Mercoledì 16 settembre 1970 sono appena passate le 21 quando Mauro De Mauro, giornalista de L’Ora, scompare nel nulla. Sta per rientrare nella sua abitazione di via delle Magnolie a Palermo, quando viene visto da una delle figlie: tre uomini salgono sulla sua Bmw che si allontana. Del giornalista non si avrà mai più alcuna notizia. De Mauro stava collaborando con il regista Francesco Rosi alla stesura della sceneggiatura del film “Il caso Mattei”, protagonista Gian Maria Volontè che uscirà nelle sale nel 1972 con un certo successo.

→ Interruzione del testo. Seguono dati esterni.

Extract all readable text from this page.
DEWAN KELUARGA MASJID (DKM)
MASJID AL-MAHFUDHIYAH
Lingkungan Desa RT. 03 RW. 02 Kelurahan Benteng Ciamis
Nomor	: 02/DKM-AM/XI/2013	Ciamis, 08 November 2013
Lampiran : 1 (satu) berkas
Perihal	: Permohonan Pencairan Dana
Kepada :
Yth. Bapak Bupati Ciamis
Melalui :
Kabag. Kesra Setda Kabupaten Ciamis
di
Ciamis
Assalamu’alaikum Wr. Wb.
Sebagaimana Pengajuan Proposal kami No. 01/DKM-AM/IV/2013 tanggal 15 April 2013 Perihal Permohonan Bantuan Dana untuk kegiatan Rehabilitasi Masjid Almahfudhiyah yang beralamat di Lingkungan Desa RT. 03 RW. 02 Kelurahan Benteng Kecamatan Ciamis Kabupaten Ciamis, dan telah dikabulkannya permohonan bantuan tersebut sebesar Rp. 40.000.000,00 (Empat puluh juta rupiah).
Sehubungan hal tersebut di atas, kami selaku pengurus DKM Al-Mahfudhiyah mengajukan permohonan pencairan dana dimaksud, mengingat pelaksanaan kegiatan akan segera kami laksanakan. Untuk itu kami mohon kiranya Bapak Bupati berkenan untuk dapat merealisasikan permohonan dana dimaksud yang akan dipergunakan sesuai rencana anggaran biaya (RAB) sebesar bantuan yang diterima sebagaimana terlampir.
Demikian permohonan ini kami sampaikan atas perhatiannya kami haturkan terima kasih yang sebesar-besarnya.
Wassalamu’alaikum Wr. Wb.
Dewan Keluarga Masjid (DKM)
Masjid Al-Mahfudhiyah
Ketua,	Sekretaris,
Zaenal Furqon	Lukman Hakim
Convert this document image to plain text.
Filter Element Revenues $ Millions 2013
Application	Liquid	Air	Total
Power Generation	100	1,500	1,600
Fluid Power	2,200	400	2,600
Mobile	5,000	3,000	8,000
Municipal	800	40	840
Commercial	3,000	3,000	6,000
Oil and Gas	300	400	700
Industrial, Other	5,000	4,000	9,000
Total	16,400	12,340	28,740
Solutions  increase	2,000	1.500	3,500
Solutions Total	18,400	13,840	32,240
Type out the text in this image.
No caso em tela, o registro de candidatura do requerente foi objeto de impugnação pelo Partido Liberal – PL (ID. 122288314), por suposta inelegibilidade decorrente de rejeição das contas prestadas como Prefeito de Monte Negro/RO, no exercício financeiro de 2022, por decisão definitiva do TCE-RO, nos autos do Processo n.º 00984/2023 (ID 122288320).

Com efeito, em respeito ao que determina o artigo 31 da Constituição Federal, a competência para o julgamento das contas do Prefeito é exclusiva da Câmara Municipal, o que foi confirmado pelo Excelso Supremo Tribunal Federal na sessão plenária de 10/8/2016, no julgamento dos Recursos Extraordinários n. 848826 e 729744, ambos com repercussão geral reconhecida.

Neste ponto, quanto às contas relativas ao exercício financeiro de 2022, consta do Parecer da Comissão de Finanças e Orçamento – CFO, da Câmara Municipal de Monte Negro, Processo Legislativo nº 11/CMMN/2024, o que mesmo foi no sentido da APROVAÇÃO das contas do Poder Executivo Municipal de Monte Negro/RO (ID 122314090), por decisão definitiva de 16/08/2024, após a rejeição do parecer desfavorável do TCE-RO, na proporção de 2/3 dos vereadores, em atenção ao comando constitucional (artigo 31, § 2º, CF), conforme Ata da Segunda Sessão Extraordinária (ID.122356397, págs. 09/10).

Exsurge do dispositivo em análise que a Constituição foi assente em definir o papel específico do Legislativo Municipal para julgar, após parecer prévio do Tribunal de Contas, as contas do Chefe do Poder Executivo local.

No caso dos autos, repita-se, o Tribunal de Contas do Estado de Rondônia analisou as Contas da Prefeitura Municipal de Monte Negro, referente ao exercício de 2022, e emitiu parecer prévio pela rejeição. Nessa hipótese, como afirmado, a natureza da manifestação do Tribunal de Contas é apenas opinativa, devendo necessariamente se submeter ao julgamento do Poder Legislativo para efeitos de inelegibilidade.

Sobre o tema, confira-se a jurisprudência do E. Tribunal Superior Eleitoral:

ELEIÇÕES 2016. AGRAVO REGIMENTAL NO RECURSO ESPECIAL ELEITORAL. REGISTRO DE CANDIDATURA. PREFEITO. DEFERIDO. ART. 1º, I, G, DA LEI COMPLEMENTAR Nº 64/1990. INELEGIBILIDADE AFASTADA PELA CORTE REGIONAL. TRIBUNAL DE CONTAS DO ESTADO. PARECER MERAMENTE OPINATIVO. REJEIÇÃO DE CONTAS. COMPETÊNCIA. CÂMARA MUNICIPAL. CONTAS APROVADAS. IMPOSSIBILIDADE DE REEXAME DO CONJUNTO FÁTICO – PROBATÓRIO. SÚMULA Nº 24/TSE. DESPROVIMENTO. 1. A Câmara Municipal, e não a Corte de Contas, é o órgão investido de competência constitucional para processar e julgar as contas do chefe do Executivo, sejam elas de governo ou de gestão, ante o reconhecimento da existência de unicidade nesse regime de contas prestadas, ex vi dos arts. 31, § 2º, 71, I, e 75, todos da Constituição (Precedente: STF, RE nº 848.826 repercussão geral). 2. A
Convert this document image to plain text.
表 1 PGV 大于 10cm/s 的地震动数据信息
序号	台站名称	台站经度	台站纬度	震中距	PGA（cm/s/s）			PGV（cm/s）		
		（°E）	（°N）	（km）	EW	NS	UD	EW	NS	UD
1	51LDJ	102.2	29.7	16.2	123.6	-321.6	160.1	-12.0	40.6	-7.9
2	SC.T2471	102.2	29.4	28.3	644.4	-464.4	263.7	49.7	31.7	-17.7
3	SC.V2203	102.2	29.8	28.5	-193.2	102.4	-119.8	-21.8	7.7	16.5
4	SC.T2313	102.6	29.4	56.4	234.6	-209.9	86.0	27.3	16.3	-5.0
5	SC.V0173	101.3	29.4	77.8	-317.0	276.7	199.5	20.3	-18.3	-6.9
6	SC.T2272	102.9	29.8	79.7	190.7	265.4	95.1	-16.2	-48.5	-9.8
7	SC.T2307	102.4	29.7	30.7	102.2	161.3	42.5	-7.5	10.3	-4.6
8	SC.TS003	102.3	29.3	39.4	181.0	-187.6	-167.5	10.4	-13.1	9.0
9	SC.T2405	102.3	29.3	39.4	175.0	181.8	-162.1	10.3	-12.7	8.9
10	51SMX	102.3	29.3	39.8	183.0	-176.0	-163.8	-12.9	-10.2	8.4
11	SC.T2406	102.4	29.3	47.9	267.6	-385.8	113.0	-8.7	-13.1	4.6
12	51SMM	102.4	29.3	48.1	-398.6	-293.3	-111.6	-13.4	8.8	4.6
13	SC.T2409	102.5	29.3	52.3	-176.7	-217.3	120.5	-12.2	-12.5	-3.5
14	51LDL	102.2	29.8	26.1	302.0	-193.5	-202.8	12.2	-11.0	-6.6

Si l’aereo di Mattei era stato sabotato. Le dichiarazioni di tre “pentiti” di mafia, tra cui Buscetta, scoperchiano il vaso di Pandora. Il Gip di Pavia, nel 1994, autorizza la riapertura delle indagini. I racconti combaciano sul fatto che, durante una riunione della Cupola, fu affidato alla famiglia mafiosa dei Di Cristina il compito di sabotare l’aereo di Mattei. Un favore a Cosa Nostra americana per agevolare le cosiddette “Sette Sorelle”, cioè le compagnie petrolifere statunitensi.

Tommaso Buscetta

Questa ipotesi è avvalorata dalla perizia medico-legale sui corpi riesumati di Mattei, Mc Hale e Bertuzzi. I periti trovano tracce di Comet 4B, un esplosivo al plastico, probabilmente messo sotto un cuscino, in grado di provocare una piccola deflagrazione, sufficiente a squartare la fusoliera del velivolo. Il 5 novembre 1997 il pubblico ministero pavese Vincenzo Calia giunge a questa conclusione: “…L’aereo a bordo del quale viaggiavano Enrico Mattei, William Mc Hale e Irnerio Bertuzzi, venne dolosamente abbattuto nel cielo di Bascapè la sera del 27 ottobre 1962. Il mezzo utilizzato fu una limitata carica esplosiva, probabilmente innescata dal comando che abbassava il carrello e apriva i portelloni di chiusura dei loro alloggiamenti…”.

Perché Enrico Mattei era considerato un personaggio scomodo? Nel 1957 Mattei era già diventato il grande antagonista della ESSO e della SHELL. Trattava con i dirigenti libici per lo sfruttamento dei giacimenti di petrolio del Sahara. Finanziava generosamente i movimenti di liberazione dell’Algeria che combattevano contro la potenza coloniale francese. Mattei firmava contratti con la Tunisia ed il Marocco.

Mattei con Fanfani

A questi Paesi del terzo mondo Mattei non impone lo sfruttamento delle risorse, come fanno gli americani, ma applica la politica riveduta e corretta del fifty-fifty. In Iran e in Egitto l’ENI si sobbarca tutte le spese per la ricerca petrolifera, una volta individuato il giacimento il Paese produttore diventa socio al 50%. La settimana dopo Mattei avrebbe dovuto recarsi in Algeria per sottoscrivere un accordo per lo sfruttamento del gas metano. L’ex partigiano si muoveva troppo e bene. Non arriverà mai all’appuntamento.